8. Existe necessidade de (I) novas formas de integração social que restabeleçam os laços de solidariedade e a coesão social pré-existentes, (II) novas formas de acomodação social compatíveis com a vertiginosa ampliação de horizontes pessoais e sociais proporcionada pela globalização, (III) novas possibilidades de reconstituição dos laços de integração e solidariedade social que, extrapolando as fronteiras nacionais, correspondem à dinâmica econômica transnacional existente.

9. Trata-se de definir a fonte geradora de integração em torno da qual se dará a reacomodação dos impulsos modernizantes da globalização. A expectativa de Habermas é que a experiência de formação nacional se estenda para os limites da Europa e se constitua como esfera pública continental alicerçada sobre os laços de pertença de todos os cidadãos a uma identidade coletiva européia e alimentada pela habilitação dos cidadãos para o multilinguismo e pela ação de organizações não governamentais, movimentos sociais, com os esforços orientados por um projeto político comum. No que se refere às possibilidades da democracia no âmbito mundial, Habermas destaca a ausência da dimensão ético-política necessária à constituição correspondente de uma identidade e comunidade globais.
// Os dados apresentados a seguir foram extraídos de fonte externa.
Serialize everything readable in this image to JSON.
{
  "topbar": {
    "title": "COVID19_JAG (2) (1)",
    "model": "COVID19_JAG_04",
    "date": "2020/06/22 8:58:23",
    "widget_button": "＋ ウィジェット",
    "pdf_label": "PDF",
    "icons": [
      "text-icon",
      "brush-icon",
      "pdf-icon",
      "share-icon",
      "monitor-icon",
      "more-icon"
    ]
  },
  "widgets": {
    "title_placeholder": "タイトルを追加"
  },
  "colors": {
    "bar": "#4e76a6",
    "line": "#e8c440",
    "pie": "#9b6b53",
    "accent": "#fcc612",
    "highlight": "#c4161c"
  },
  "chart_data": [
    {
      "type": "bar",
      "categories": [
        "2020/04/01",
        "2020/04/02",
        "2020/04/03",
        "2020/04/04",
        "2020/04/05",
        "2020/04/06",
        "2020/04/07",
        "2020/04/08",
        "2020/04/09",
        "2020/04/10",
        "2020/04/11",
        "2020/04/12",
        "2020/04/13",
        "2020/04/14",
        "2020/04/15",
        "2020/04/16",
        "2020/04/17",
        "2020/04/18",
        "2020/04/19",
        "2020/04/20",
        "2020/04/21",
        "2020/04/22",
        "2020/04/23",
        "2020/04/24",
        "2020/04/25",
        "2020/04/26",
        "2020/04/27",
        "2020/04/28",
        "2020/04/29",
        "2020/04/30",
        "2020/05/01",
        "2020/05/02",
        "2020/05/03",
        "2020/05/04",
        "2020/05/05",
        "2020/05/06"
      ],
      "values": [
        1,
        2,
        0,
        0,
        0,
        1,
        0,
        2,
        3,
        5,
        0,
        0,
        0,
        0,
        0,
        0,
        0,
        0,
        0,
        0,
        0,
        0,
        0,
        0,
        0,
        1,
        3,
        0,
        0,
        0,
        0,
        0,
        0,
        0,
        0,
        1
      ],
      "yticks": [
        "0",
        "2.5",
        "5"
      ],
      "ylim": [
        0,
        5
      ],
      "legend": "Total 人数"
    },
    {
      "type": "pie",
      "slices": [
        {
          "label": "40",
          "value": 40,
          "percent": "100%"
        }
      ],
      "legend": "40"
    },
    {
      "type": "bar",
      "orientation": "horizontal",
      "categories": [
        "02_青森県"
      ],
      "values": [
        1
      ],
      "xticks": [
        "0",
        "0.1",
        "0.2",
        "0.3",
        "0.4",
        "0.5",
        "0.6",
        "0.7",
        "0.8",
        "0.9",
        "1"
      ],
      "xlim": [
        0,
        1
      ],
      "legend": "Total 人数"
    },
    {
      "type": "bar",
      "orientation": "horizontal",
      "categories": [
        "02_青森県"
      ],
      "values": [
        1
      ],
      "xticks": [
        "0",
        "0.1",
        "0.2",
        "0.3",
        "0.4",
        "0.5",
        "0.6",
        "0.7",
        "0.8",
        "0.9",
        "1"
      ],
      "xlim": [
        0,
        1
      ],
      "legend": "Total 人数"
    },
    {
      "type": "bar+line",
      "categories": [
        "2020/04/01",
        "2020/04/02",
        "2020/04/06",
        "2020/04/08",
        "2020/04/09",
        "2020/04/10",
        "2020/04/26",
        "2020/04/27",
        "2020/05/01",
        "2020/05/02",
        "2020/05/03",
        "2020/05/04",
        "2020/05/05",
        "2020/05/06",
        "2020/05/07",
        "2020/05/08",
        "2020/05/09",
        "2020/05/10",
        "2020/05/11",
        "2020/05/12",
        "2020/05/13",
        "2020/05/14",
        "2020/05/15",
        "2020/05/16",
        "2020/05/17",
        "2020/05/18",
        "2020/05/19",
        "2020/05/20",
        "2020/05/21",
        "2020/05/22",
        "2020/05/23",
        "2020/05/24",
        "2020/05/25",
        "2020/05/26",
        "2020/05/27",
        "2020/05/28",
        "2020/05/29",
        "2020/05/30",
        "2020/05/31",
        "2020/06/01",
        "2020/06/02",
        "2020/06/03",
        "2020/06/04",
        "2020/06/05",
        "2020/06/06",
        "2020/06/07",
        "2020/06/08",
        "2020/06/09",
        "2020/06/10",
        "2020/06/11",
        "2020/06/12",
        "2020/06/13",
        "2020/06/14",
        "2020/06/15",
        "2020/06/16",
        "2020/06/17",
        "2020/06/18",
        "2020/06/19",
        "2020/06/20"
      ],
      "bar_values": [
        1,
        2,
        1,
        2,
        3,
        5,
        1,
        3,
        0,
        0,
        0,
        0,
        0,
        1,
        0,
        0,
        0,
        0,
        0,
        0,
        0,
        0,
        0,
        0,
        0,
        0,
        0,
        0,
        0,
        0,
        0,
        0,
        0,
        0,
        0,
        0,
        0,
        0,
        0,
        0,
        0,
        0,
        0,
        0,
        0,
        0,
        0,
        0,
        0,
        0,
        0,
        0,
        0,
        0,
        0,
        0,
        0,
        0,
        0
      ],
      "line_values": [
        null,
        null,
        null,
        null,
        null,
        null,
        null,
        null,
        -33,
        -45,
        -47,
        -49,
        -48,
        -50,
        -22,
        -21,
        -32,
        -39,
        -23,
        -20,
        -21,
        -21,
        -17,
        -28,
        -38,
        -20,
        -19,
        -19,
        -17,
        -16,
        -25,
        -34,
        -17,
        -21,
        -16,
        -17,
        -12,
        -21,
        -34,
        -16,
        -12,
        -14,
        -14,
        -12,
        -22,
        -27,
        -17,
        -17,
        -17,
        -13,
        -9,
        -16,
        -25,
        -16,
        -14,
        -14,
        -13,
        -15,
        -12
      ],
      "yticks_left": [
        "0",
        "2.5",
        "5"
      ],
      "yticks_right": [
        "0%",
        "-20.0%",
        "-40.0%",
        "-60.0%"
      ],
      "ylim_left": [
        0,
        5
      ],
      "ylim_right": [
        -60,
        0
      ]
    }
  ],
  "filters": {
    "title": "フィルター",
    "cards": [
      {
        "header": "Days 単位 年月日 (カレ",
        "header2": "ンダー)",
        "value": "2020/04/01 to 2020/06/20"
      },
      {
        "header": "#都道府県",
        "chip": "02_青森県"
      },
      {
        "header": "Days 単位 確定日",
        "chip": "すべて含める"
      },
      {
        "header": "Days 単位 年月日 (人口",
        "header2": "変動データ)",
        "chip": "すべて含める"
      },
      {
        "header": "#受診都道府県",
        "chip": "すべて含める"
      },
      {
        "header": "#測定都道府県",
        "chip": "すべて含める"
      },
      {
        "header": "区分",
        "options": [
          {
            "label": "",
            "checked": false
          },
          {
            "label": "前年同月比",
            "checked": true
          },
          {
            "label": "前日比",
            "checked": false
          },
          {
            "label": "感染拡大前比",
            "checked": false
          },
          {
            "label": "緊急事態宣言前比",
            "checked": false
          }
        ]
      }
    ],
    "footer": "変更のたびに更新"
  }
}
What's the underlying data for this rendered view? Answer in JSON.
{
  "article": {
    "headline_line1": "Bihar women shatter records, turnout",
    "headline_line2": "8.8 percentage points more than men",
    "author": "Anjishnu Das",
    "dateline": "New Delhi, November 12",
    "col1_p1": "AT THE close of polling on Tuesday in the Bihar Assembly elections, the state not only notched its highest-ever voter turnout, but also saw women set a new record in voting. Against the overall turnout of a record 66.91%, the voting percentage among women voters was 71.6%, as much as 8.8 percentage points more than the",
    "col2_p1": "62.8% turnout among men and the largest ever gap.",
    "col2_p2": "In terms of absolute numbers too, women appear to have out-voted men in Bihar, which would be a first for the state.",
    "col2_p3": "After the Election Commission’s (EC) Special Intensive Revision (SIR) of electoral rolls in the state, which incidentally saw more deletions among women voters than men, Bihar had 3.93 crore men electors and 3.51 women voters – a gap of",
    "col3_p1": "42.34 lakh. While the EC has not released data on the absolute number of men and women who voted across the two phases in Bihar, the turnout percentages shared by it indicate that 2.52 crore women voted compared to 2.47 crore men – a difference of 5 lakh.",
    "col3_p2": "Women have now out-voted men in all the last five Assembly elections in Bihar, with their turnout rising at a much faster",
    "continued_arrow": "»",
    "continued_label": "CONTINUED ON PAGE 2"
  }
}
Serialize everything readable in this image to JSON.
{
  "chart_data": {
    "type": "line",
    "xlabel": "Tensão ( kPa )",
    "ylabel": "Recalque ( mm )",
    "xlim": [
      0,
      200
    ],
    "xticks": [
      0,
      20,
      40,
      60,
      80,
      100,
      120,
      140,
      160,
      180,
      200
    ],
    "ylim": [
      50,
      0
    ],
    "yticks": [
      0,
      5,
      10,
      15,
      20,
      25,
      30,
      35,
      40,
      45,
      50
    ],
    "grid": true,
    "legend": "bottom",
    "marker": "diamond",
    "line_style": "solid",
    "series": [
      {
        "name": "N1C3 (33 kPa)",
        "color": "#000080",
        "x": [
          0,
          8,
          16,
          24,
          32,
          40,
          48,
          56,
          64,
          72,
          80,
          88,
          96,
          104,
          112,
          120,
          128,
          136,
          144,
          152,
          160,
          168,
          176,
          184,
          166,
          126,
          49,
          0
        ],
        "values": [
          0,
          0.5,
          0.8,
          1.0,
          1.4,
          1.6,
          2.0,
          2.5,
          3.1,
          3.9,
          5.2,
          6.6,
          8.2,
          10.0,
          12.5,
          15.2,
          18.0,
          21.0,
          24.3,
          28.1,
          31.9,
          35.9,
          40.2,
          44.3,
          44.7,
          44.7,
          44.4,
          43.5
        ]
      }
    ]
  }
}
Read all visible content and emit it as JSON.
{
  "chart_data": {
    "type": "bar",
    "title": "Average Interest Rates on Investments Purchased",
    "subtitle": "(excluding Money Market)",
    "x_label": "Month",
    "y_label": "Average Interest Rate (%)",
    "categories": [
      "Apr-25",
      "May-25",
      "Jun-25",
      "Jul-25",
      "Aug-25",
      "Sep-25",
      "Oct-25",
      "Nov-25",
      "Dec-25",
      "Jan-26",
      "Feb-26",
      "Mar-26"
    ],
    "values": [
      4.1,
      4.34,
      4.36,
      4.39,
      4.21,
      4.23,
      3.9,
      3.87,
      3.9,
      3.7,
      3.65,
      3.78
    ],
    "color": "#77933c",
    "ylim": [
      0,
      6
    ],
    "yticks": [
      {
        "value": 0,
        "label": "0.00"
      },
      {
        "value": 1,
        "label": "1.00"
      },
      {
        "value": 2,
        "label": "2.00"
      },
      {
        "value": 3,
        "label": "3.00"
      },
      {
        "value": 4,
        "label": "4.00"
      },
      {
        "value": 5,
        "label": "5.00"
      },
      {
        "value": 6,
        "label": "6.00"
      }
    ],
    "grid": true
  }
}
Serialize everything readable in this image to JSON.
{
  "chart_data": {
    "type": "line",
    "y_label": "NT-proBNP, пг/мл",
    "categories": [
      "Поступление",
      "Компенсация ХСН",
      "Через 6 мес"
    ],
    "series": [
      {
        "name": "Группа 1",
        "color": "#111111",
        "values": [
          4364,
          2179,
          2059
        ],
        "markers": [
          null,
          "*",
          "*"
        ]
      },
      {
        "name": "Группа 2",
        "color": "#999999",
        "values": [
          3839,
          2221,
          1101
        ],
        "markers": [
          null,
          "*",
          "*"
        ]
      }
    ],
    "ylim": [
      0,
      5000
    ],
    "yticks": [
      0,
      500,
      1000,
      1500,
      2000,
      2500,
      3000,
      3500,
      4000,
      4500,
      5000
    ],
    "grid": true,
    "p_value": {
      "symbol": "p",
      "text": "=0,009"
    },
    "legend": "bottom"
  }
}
Pela ausência de uma cultura política comum, caberia o projeto de uma política interna mundial que permitiria a tematização e o tratamento das questões globais a partir de uma perspectiva pós-nacional. Assim, a legitimação dos procedimentos democráticos estaria relacionada com uma concepção deliberativa da política, com seu caráter democrático sendo garantido pela transparência e pela acessibilidade das decisões políticas e não pela possibilidade de intervenção direta nos processos decisórios.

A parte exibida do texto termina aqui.